A cidade de Santo Antônio de Jesus recebeu nessa segunda-feria (5) uma série de palestras sobre os riscos e problemas gerados pelo abate clandestino de animais. O evento, intitulado 2º Seminário sobre Abate Clandestino, foi organizado pelo Ministério Público estadual em parceria com a Agência Estadual de Defesa Agropecuária da Bahia (Adab), a Vigilância Sanitária e a empresa frigorífica Frigosaj. Membros do MP realizaram duas palestras na ocasião. O promotor de Justiça Julimar Barreto, que atua na cidade, explicou que a produção clandestina de carnes acarreta problemas em diversas áreas. “O abate clandestino afeta a saúde pública, já que a carne de má qualidade pode transmitir doenças diversas, e impacta os direitos do consumidor, já que está sendo oferecido um produto impróprio ao consumo. Além disso, há um impacto ambiental, pois a prática pode representar maus tratos ao animais e gerar contaminação do solo e dos corpos d’água próximos ao local”, disse.

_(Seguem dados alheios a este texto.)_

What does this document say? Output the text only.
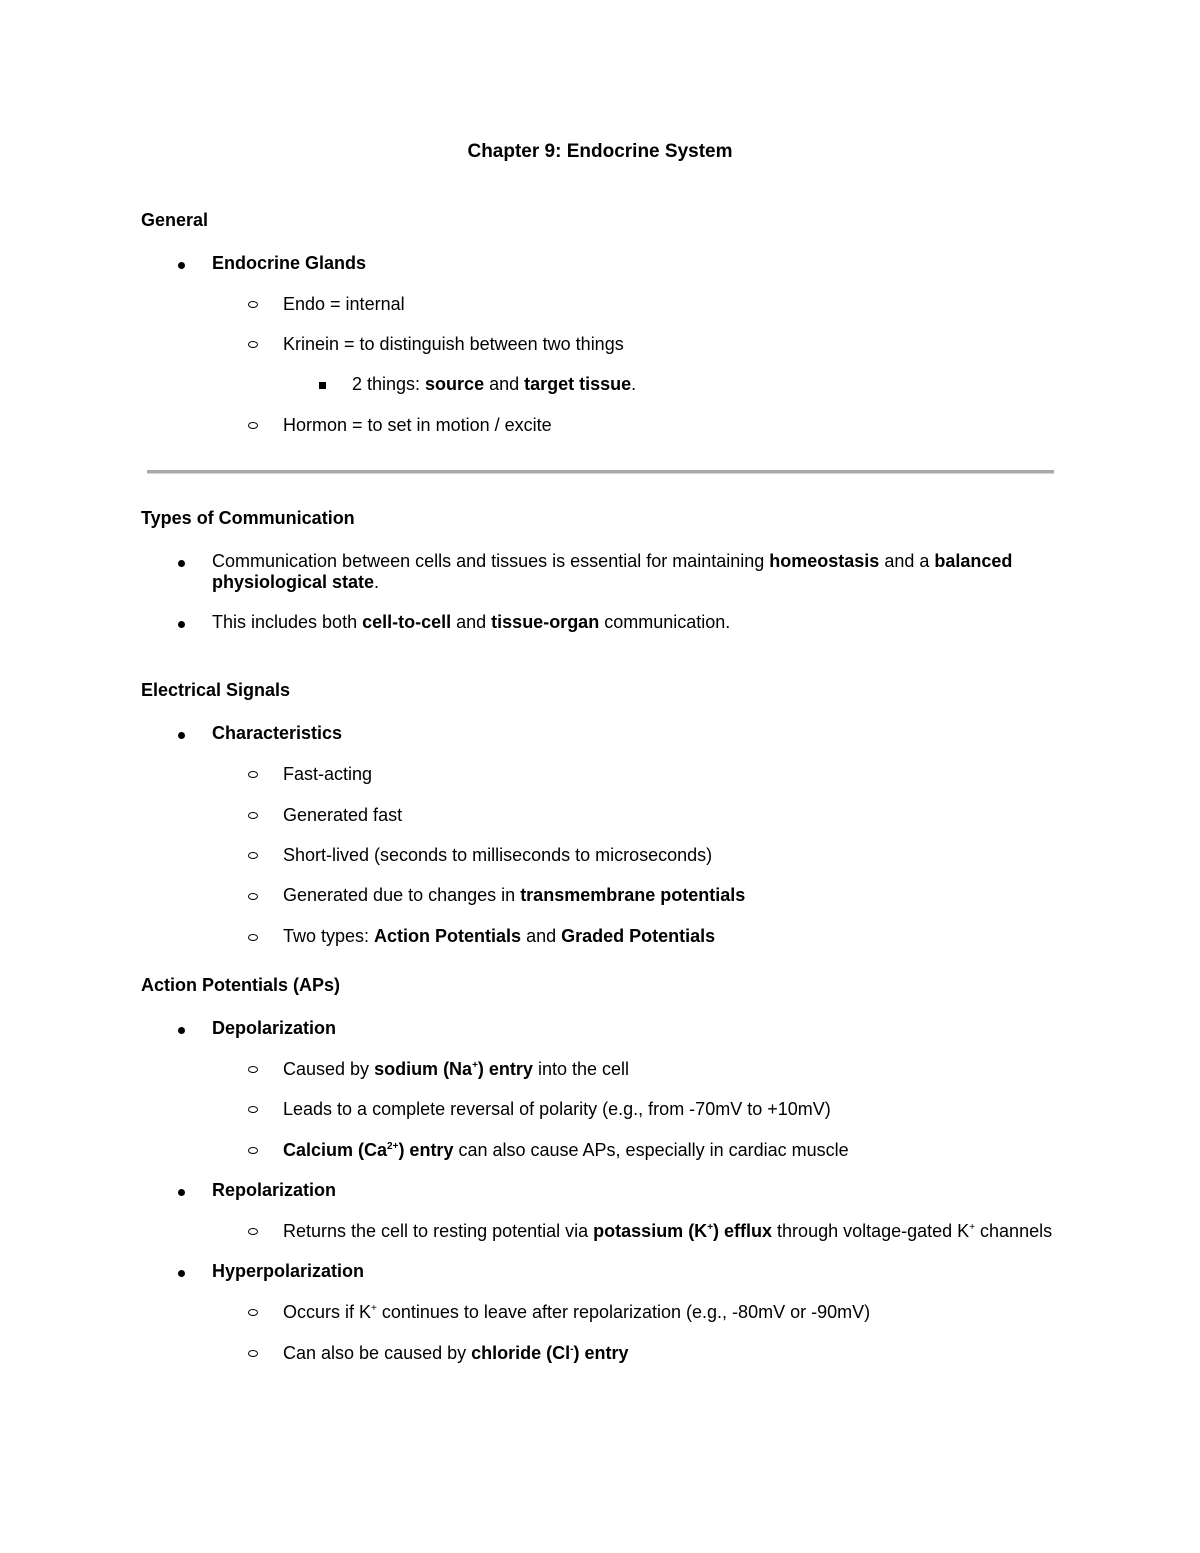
Chapter 9: Endocrine System
General
Endocrine Glands
Endo = internal
Krinein = to distinguish between two things
2 things: source and target tissue.
Hormon = to set in motion / excite
Types of Communication
Communication between cells and tissues is essential for maintaining homeostasis and a balanced physiological state.
This includes both cell-to-cell and tissue-organ communication.
Electrical Signals
Characteristics
Fast-acting
Generated fast
Short-lived (seconds to milliseconds to microseconds)
Generated due to changes in transmembrane potentials
Two types: Action Potentials and Graded Potentials
Action Potentials (APs)
Depolarization
Caused by sodium (Na+) entry into the cell
Leads to a complete reversal of polarity (e.g., from -70mV to +10mV)
Calcium $(Ca^{2+})$ entry can also cause APs, especially in cardiac muscle
Repolarization
Returns the cell to resting potential via potassium (K+) efflux through voltage-gated K+ channels
Hyperpolarization
Occurs if K+ continues to leave after repolarization (e.g., -80mV or -90mV)
Can also be caused by chloride (Cl-) entry
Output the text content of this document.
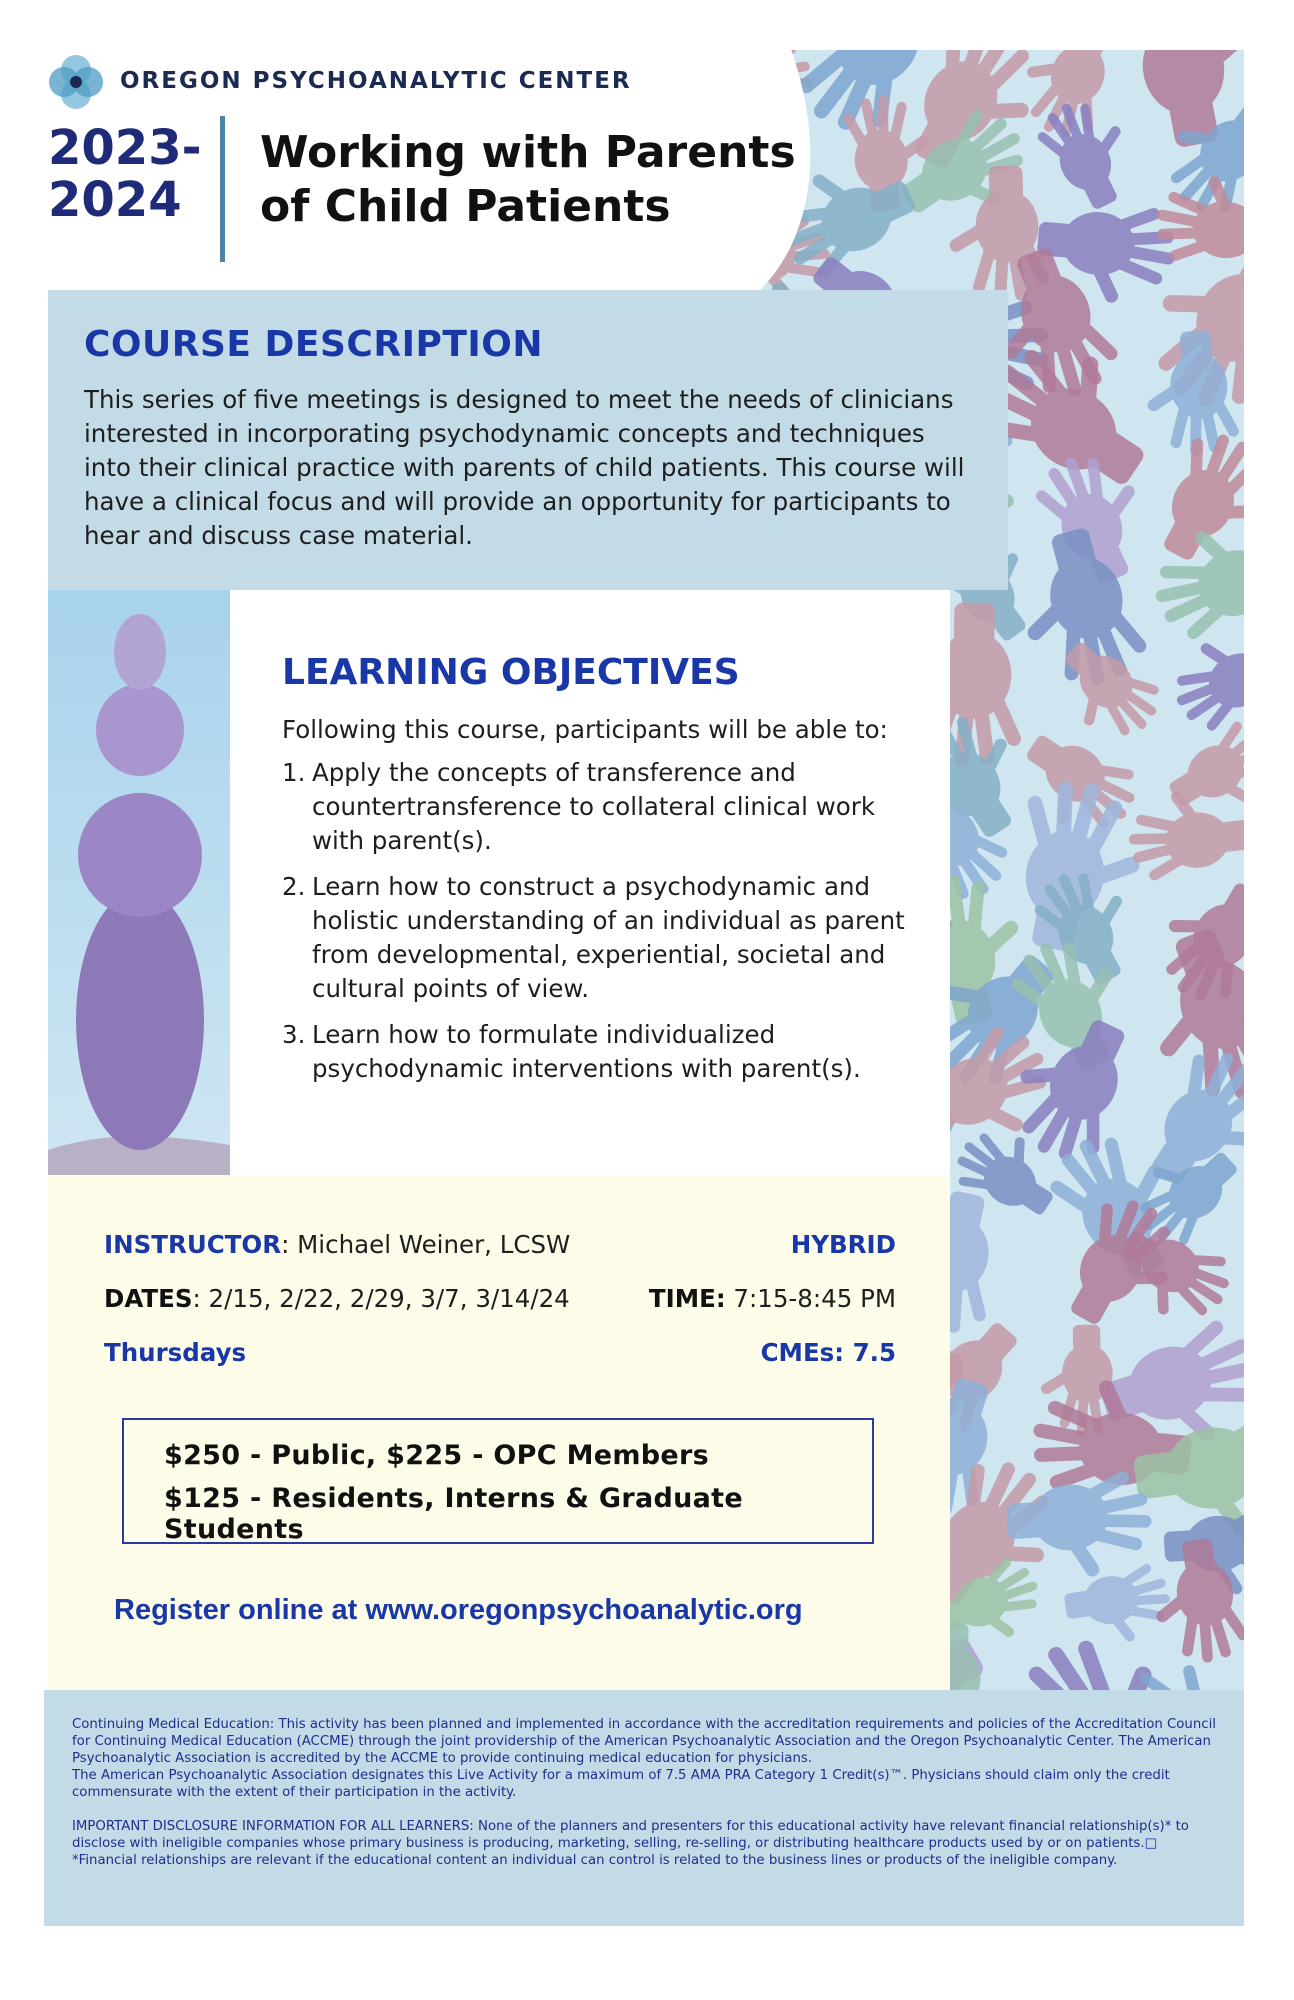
OREGON PSYCHOANALYTIC CENTER
2023-
2024
Working with Parents
of Child Patients
COURSE DESCRIPTION

This series of five meetings is designed to meet the needs of clinicians interested in incorporating psychodynamic concepts and techniques into their clinical practice with parents of child patients. This course will have a clinical focus and will provide an opportunity for participants to hear and discuss case material.

LEARNING OBJECTIVES
Following this course, participants will be able to:
1. Apply the concepts of transference and countertransference to collateral clinical work with parent(s).
2. Learn how to construct a psychodynamic and holistic understanding of an individual as parent from developmental, experiential, societal and cultural points of view.
3. Learn how to formulate individualized psychodynamic interventions with parent(s).
INSTRUCTOR: Michael Weiner, LCSW	HYBRID
DATES: 2/15, 2/22, 2/29, 3/7, 3/14/24	TIME: 7:15-8:45 PM
Thursdays	CMEs: 7.5
$250 - Public, $225 - OPC Members
$125 - Residents, Interns & Graduate Students
Register online at www.oregonpsychoanalytic.org

Continuing Medical Education: This activity has been planned and implemented in accordance with the accreditation requirements and policies of the Accreditation Council for Continuing Medical Education (ACCME) through the joint providership of the American Psychoanalytic Association and the Oregon Psychoanalytic Center. The American Psychoanalytic Association is accredited by the ACCME to provide continuing medical education for physicians.

The American Psychoanalytic Association designates this Live Activity for a maximum of 7.5 AMA PRA Category 1 Credit(s)™. Physicians should claim only the credit commensurate with the extent of their participation in the activity.

IMPORTANT DISCLOSURE INFORMATION FOR ALL LEARNERS: None of the planners and presenters for this educational activity have relevant financial relationship(s)* to disclose with ineligible companies whose primary business is producing, marketing, selling, re-selling, or distributing healthcare products used by or on patients.□

*Financial relationships are relevant if the educational content an individual can control is related to the business lines or products of the ineligible company.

Já a promotora de Justiça Márcia Câncio, coordenadora do Centro de Apoio Operacional às Promotorias de Justiça do Consumidor (Ceacon), defendeu a necessidade de integração entre diferentes órgãos para combater este problema. “É necessária uma atuação conjunta entre os órgãos de Vigilância Sanitária, o Sistema Único de Saúde (SUS), as prefeituras municipais, as autoridades policiais, o MP e as empresas que atuam legalmente nesta área”, afirmou. A promotora ressaltou ainda que, devido ao caráter clandestino desses abatedouros, eles “não recolhem nenhum tipo de imposto e nem contribuem com benefícios para a sociedade”. O 2º Seminário sobre Abate Clandestino também contou com uma palestra do gerente territorial da Adab em Santo Antônio de Jesus, Luiz Geraldo Sampaio.